I may have used too much water in steeping these leaves. I had about enough for .9 cups in the sample. I played a little with water levels over the course of several steeps.
The dry leaves are long, and silvery green. Snow seems an apt description; it’s like you’re seeing the green of the leaves through a light dusting of white. I didn’t notice any fuzziness to them but I was a little rushed as it was right before dinner so I didn’t get to do a relaxed examination of the leaves. For me it wasn’t an obvious snow, certainly nothing near Christmas tree flocking. Rather, it was all in gradations of color.
When I first started with this one, I thought this was going to be the story of the tea that wasn’t there. The dry leaves don’t have a strong nose. It took a while to get my olfactory muscle memory working enough to detect something describable. When I finally could smell something I could put into words, the words that came were “salty green.” Like the plants in a marsh leading into an ocean. The saltiness also had a sharpness. I know this will sound weird, but it reminded me of the smell of the brown powder in Lipton Onion Soup Mix.

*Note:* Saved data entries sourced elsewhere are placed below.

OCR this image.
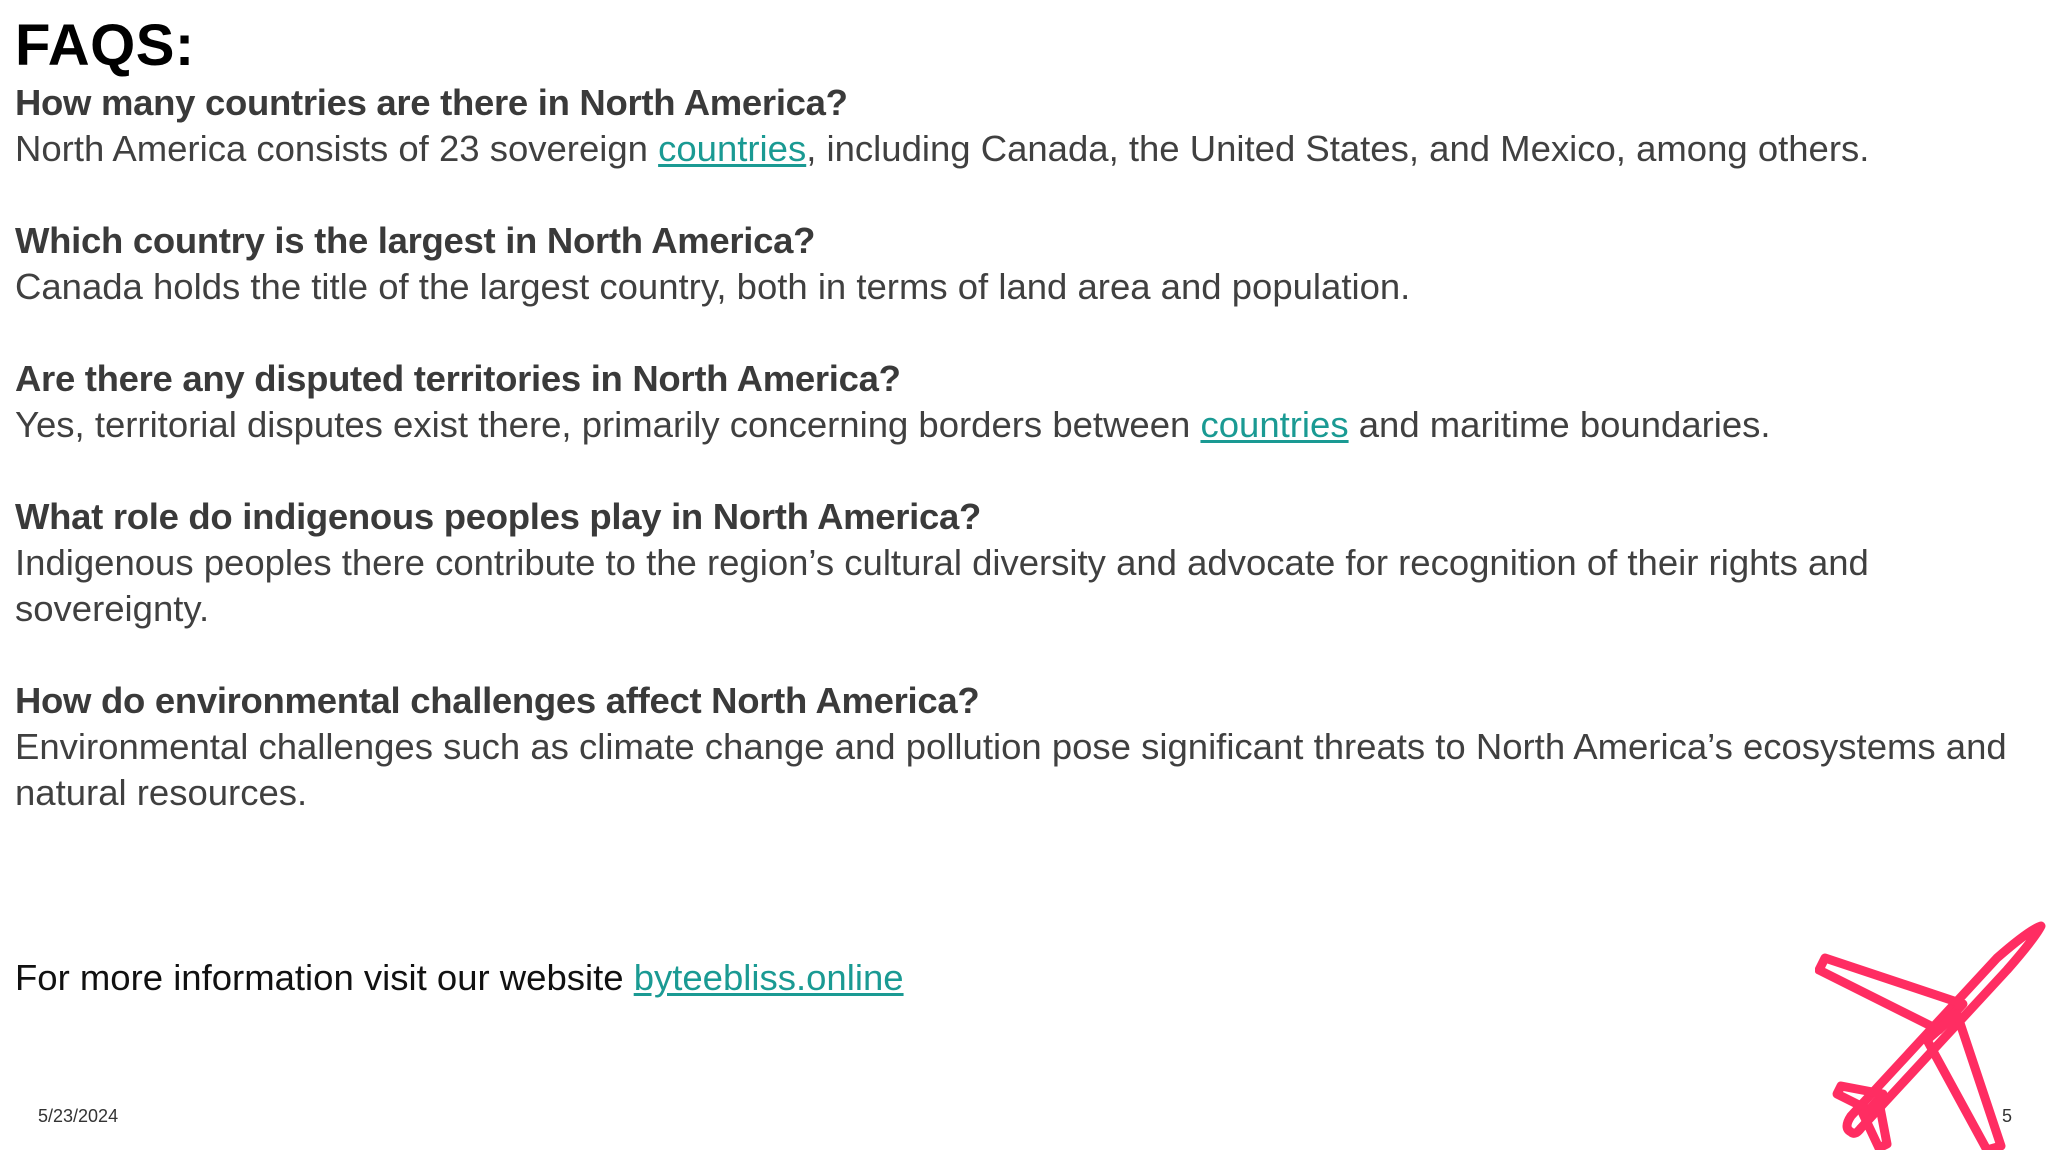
FAQS:
How many countries are there in North America?
North America consists of 23 sovereign countries, including Canada, the United States, and Mexico, among others.
Which country is the largest in North America?
Canada holds the title of the largest country, both in terms of land area and population.
Are there any disputed territories in North America?
Yes, territorial disputes exist there, primarily concerning borders between countries and maritime boundaries.
What role do indigenous peoples play in North America?
Indigenous peoples there contribute to the region’s cultural diversity and advocate for recognition of their rights and sovereignty.
How do environmental challenges affect North America?
Environmental challenges such as climate change and pollution pose significant threats to North America’s ecosystems and natural resources.
For more information visit our website byteebliss.online
5/23/2024	5
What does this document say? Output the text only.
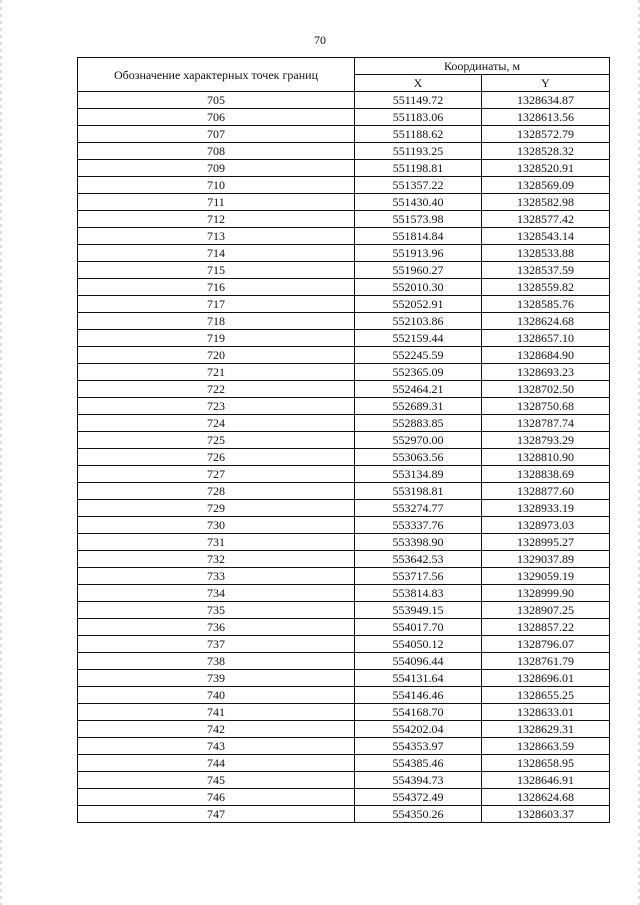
70
Обозначение характерных точек границ	Координаты, м	
	X	Y
705	551149.72	1328634.87
706	551183.06	1328613.56
707	551188.62	1328572.79
708	551193.25	1328528.32
709	551198.81	1328520.91
710	551357.22	1328569.09
711	551430.40	1328582.98
712	551573.98	1328577.42
713	551814.84	1328543.14
714	551913.96	1328533.88
715	551960.27	1328537.59
716	552010.30	1328559.82
717	552052.91	1328585.76
718	552103.86	1328624.68
719	552159.44	1328657.10
720	552245.59	1328684.90
721	552365.09	1328693.23
722	552464.21	1328702.50
723	552689.31	1328750.68
724	552883.85	1328787.74
725	552970.00	1328793.29
726	553063.56	1328810.90
727	553134.89	1328838.69
728	553198.81	1328877.60
729	553274.77	1328933.19
730	553337.76	1328973.03
731	553398.90	1328995.27
732	553642.53	1329037.89
733	553717.56	1329059.19
734	553814.83	1328999.90
735	553949.15	1328907.25
736	554017.70	1328857.22
737	554050.12	1328796.07
738	554096.44	1328761.79
739	554131.64	1328696.01
740	554146.46	1328655.25
741	554168.70	1328633.01
742	554202.04	1328629.31
743	554353.97	1328663.59
744	554385.46	1328658.95
745	554394.73	1328646.91
746	554372.49	1328624.68
747	554350.26	1328603.37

The liquor was virtually clear. It was only a slight green tinge that kept this from being the invisible tea. Aroma-wise, also nothing very strong. Dew, maybe pollen. The borderline between green and floral.
The taste was similarly subtle but surprisingly complex. It took several steeps for me to get a handle on and appreciate the taste. I took it through four steeps. The complexity gradually started to show itself; at the end of four steeps, I wished I had more of this so I could follow where it led.
Here is what I tasted, in no particular order: a light film of butter, a grainy nuttiness (like the kind you find in “Grape Nuts”), a little whiff of salt, a sweet spicy/salty flavor that reminded me of sauteed leeks at times and at others of sauteed scallions. Then I read the notes here and saw macademia nuts. Yeah, I can see that too; it’s a sweet, mild, buttery, salty nuttiness that I associate with those.
After steeping, the leaves looked the color of overcooked asparagus or green beans, a faded olive green. The silver was gone, but they were still pretty.
So yeah, I want to give this another try. It’s surprisingly interesting and even a little challenging, and like good literature, I think there is a lot more there than I found on a first “read.”
Preparation
Comments
As usual, wonderfully descriptive tasting note! White teas, for me, taste “soupy” too. I love the Onion Soup Mix reference!
As usual, wonderfully descriptive tasting note! White teas, for me, taste “soupy” too. I love the Onion Soup Mix reference!
Thanks! No idea where that scent comes from in this tea. It’s reallly fun when something you totally don’t expect shows up in what you’re smelling or tasting.